Tracing magnetism and pairing in FeTe-based systems

TL;DR

This study investigates how magnetism and superconductivity interact in FeTe-based systems by examining magnetic transitions under various modifications using computational methods, providing insights into pairing mechanisms across different superconductors.

Contribution

It combines spin-polarized band structure calculations with Hubbard model analysis to elucidate magnetic structures and pairing tendencies in FeTe systems, linking them to broader superconducting phenomena.

Findings

Oxygen insertion significantly alters magnetic moments.

The collinear magnetic structure is energetically favored before superconductivity.

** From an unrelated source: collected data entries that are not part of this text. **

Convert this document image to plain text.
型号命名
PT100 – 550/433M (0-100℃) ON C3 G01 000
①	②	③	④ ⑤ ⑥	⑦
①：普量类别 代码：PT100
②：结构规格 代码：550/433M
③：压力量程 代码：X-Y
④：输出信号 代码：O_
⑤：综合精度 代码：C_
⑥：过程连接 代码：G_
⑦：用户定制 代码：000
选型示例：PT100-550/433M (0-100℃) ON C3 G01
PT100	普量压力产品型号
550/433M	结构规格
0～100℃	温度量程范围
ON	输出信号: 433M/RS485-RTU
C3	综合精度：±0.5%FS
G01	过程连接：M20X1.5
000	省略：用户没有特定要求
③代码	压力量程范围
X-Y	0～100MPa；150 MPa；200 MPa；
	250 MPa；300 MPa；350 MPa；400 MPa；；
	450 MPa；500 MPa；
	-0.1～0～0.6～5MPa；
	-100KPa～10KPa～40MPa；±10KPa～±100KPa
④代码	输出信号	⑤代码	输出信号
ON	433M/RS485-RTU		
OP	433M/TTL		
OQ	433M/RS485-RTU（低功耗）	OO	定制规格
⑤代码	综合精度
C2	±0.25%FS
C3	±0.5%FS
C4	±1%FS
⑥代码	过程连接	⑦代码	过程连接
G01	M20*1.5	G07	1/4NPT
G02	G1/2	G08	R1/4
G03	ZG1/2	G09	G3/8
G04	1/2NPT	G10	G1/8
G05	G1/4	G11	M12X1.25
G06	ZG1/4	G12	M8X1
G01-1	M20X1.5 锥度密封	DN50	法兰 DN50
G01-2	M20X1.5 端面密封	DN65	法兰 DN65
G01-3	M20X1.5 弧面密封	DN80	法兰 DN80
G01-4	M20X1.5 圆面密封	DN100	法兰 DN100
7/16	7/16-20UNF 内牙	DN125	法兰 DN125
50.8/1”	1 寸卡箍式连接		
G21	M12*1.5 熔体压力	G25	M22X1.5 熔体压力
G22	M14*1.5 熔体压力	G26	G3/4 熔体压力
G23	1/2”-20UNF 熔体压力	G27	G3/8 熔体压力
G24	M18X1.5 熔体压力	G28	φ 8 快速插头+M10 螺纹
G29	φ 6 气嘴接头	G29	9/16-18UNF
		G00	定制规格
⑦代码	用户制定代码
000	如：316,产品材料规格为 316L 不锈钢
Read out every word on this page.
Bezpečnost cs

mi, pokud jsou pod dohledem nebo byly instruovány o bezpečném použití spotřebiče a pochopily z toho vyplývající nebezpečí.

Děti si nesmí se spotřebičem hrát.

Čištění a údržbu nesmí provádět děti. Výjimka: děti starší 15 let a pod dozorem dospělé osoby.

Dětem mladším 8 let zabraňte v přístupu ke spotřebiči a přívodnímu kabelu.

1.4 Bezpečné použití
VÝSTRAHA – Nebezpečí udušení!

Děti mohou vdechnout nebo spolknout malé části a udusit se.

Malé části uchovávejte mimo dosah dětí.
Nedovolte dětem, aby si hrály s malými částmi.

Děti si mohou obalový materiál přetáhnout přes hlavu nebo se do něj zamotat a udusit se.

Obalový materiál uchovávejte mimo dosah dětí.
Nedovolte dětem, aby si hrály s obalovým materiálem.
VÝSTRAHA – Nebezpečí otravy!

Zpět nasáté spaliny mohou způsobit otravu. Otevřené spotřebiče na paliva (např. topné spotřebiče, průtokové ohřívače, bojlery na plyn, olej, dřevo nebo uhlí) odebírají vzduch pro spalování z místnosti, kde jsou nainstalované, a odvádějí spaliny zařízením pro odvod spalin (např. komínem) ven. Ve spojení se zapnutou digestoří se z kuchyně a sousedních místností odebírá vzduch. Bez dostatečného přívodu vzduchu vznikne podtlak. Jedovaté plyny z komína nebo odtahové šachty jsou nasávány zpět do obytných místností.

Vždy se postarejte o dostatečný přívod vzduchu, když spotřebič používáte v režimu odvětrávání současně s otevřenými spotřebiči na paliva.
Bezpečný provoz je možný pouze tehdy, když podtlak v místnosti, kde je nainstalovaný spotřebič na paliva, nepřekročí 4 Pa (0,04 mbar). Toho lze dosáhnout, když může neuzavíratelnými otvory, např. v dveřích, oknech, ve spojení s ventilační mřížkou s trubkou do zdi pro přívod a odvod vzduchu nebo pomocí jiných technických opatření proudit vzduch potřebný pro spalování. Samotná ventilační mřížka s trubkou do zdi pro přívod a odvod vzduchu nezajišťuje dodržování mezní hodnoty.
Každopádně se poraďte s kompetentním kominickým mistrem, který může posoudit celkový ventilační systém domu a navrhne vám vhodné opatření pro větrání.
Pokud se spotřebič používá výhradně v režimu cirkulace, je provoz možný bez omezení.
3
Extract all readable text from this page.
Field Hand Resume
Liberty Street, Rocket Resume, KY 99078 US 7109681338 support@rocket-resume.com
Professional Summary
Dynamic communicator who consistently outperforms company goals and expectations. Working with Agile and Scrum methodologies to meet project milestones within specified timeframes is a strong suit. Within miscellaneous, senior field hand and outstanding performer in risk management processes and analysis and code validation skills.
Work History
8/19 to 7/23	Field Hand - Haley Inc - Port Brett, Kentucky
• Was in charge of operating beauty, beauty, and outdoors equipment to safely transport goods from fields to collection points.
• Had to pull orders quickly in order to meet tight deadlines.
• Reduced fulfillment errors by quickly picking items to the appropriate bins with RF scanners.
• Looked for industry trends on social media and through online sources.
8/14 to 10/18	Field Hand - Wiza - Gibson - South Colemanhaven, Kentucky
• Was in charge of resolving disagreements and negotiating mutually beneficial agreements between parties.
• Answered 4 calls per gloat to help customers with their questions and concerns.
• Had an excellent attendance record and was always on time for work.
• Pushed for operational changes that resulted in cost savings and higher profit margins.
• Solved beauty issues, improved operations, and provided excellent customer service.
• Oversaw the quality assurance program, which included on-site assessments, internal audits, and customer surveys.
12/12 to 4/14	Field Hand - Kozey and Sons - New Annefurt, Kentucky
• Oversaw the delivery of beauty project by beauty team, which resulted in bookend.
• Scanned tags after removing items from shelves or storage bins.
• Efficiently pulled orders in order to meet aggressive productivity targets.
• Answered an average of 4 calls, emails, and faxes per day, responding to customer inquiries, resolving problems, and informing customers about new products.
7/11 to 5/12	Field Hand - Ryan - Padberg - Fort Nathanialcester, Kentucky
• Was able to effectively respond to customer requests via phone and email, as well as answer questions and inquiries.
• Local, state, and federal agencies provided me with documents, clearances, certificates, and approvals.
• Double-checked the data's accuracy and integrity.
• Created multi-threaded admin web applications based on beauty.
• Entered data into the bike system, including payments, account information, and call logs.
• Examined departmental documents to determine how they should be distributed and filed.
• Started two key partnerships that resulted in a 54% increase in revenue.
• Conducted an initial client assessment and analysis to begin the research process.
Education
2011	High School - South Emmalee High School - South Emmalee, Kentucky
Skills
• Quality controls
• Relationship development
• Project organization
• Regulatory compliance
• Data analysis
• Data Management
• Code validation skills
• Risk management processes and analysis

The Hubbard model reveals why certain magnetic arrangements promote pairing.

Abstract

In order to examine the interplay between magnetism and superconductivity, we monitor the non- superconducting chalcogenide FeTe and follow its transitions under insertion of oxygen, doping with Se and vacancies of Fe using spin-polarized band structure methods (LSDA with GGA) starting from the collinear and bicollinear magnetic arrangements. We use a supercell of Fe8Te8 as our starting point so that it can capture local changes in magnetic moments. The calculated values of magnetic moments agree well with available experimental data while oxygen insertions lead to significant changes in the bicollinear or collinear magnetic moments. The total energies of these systems indicate that the collinear-derived structure is the more favorable one prior to a possible superconducting transition. Using a 8-site Betts-cluster-based lattice and the Hubbard model, we show why this structure favors electron or hole pairing and provides clues to a common understanding of charge and spin pairing in the cuprates, pnictides and chalcogenides.